Membership of the club has continued to grow and the future for the club looks very healthy with constant enquiries regarding the sport.  The club recently reached a milestone of retaining 70 members for a full calendar year and the demand for beginners classes shows no sign of diminishing.

A Unique Site

The location of the club in a quarry is unique, and the location is suited for archery as wind is often minimised (though there are quirks generated by “eddies” inside the quarry) and there is no possibility of unwanted visitors getting behind the targets and in the line of fire without being noticed.  It is also a relatively secure home for the club as it is too small an area with too small an access and parking for a football field or netball courts.  Also being next to gun and rifle clubs makes it less attractive to other sporting organisations.  Its zoning prevents residential and commercial development.

The quarry dates from the 1800’s and stone from this quarry was used to construct the Stockton Breakwater on Newcastle Harbour.  Three photographs below show the quarry in operation on 20 January 1900 – when Australia was 19 days old.


(above photographs from the Ralph Snowball Collection of the University of Newcastle) 

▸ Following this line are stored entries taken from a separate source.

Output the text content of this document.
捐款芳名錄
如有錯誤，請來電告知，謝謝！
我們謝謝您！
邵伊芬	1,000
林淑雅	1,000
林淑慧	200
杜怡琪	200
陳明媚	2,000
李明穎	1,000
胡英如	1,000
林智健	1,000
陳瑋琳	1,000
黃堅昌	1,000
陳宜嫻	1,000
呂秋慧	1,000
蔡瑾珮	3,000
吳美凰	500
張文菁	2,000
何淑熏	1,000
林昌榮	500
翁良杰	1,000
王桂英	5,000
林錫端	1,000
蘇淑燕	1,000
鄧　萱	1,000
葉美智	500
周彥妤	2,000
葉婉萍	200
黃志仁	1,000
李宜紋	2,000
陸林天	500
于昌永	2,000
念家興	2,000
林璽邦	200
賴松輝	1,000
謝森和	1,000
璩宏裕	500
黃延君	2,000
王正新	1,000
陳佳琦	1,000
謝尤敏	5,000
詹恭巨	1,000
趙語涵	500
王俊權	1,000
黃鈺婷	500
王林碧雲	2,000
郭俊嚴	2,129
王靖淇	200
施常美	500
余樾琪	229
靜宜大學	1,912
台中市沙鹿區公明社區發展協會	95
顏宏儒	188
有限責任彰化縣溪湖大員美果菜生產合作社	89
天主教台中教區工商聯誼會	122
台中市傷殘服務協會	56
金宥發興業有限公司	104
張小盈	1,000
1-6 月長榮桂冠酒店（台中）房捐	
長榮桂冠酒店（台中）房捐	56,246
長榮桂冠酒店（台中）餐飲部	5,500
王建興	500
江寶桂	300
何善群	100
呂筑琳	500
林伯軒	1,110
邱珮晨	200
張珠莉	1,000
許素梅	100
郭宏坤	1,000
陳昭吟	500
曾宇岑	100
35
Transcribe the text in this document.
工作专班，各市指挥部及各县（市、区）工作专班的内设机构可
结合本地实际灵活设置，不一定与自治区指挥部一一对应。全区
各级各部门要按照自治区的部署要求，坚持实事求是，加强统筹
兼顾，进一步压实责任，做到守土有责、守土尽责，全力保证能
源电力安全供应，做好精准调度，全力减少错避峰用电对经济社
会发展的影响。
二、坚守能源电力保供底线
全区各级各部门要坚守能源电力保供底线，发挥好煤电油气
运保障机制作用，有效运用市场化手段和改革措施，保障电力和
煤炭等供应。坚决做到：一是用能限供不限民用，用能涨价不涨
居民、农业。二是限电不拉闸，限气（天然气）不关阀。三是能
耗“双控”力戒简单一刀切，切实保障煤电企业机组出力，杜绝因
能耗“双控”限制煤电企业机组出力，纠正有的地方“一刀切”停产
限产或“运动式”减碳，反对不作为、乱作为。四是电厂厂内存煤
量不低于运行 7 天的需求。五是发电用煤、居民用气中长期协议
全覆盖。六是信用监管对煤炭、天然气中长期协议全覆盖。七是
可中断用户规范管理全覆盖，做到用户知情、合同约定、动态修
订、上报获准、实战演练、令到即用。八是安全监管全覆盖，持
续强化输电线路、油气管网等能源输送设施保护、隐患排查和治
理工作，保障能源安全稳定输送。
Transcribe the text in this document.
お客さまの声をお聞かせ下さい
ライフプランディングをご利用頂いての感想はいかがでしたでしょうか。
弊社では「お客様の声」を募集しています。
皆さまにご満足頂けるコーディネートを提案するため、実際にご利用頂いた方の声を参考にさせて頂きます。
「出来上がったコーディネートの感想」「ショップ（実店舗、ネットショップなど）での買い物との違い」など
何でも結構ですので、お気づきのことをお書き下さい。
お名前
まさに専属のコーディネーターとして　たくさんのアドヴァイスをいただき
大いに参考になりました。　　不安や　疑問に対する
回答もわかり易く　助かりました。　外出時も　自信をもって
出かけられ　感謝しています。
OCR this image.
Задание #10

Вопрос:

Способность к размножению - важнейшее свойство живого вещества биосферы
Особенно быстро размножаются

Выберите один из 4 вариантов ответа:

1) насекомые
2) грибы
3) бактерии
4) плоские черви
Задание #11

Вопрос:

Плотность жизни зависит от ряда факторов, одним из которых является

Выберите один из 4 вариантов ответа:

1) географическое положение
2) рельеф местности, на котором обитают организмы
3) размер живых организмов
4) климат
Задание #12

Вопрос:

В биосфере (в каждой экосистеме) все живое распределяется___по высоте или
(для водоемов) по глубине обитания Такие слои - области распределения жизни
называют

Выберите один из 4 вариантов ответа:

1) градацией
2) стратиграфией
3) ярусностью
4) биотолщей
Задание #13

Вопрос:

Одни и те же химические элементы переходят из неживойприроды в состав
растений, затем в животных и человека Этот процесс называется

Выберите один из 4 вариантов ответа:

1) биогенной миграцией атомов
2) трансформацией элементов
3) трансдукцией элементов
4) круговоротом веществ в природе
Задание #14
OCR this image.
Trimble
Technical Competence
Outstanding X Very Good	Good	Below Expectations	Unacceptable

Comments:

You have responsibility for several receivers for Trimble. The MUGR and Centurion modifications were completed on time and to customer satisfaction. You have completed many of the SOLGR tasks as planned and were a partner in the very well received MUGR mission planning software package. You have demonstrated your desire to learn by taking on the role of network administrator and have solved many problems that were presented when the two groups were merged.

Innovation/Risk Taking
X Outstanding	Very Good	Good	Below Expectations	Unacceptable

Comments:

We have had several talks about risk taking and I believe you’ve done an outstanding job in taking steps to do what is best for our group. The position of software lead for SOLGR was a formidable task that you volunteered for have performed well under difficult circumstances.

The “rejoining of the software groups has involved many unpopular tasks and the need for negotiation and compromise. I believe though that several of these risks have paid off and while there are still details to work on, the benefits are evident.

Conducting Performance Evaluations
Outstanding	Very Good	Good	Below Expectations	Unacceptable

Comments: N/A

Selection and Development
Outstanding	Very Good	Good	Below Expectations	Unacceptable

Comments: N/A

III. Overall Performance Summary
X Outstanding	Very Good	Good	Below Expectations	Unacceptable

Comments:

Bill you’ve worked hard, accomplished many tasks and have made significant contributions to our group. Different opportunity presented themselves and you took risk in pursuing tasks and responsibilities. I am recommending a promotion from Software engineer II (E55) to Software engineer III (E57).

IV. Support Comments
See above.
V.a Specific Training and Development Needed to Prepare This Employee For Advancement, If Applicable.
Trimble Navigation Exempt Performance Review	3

(reproduced from Newcastle City Library Hunter Photo Bank Accession Number 001 001062 Ralph Snowball (1849-1925))

The locomotives in the photograph reached the quarry from a branch line from the Great Northern Railway connecting somewhere not too far from the western end of the still present rail cutting under Maud Street Waratah as can be seen in the left top corner of the 1910 map shown below.

 (above map from the collection of the University of Newcastle) 

With the amount of ironmongery in the photos, much of it left behind, it is little wonder it is a challenge to find lost arrows in the field with a metal detector.